Look at Saul. He was full of religious zeal—the zeal of an inquisitor. Look at Cornelius. He was full of religious devotion—gentle, benevolent, disposed (instead of persecuting others) to judge that all others were better than himself.
Here were different materials, and the mode of operation on them was different. The work was carried on in Saul's soul with characteristic force—that in Cornelius's with like gentleness and grace. But both of them equally needed Jesus. There was no life in either or for either, but through Jesus.

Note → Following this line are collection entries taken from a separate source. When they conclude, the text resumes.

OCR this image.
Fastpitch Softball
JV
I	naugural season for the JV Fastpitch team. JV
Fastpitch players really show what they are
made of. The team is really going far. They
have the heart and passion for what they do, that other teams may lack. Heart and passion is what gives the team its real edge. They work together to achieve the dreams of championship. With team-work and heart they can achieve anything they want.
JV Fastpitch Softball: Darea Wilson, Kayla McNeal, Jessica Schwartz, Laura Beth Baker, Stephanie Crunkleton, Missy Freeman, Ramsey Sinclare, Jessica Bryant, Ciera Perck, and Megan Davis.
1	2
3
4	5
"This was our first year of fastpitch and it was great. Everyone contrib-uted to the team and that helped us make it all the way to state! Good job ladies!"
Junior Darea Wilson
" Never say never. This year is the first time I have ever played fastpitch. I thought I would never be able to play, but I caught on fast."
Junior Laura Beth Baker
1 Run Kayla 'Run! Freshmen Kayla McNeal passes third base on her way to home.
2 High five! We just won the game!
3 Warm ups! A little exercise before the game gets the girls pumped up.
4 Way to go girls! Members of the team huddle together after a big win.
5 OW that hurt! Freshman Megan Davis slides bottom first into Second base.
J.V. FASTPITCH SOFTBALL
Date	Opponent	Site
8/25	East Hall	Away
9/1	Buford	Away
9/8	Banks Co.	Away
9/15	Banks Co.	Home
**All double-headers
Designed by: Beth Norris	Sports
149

So the jailor and Lydia in chapter 16. Lydia was something of a female Cornelius. She was devout, and gentle, and gracious; and the Lord, by a very gentle operation, opened her heart. The jailor was a kind of Saul, at least in his apprenticeship; he was beginning to practice his hand in that work of persecution with which Saul had been long familiar. But as far as he had gone, he had learned his art well; and the operation on him, like that on Saul of Tarsus, was in characteristic force. An earthquake accompanied the unlocking of the bars of his strong and iron heart, as "the still small voice" had done the business with Lydia's.
But again; neither the gentle Lydia, nor the fiery jailor, could do without Jesus. Till Lydia knew Jesus, Paul could teach her; but he did not worship with her, though she was a devout woman (see vv. 13, 16).
May the souls of sinners be precious in our sight! and these witnesses of the grace of God, and of the power of the Spirit, be acceptable to our hearts.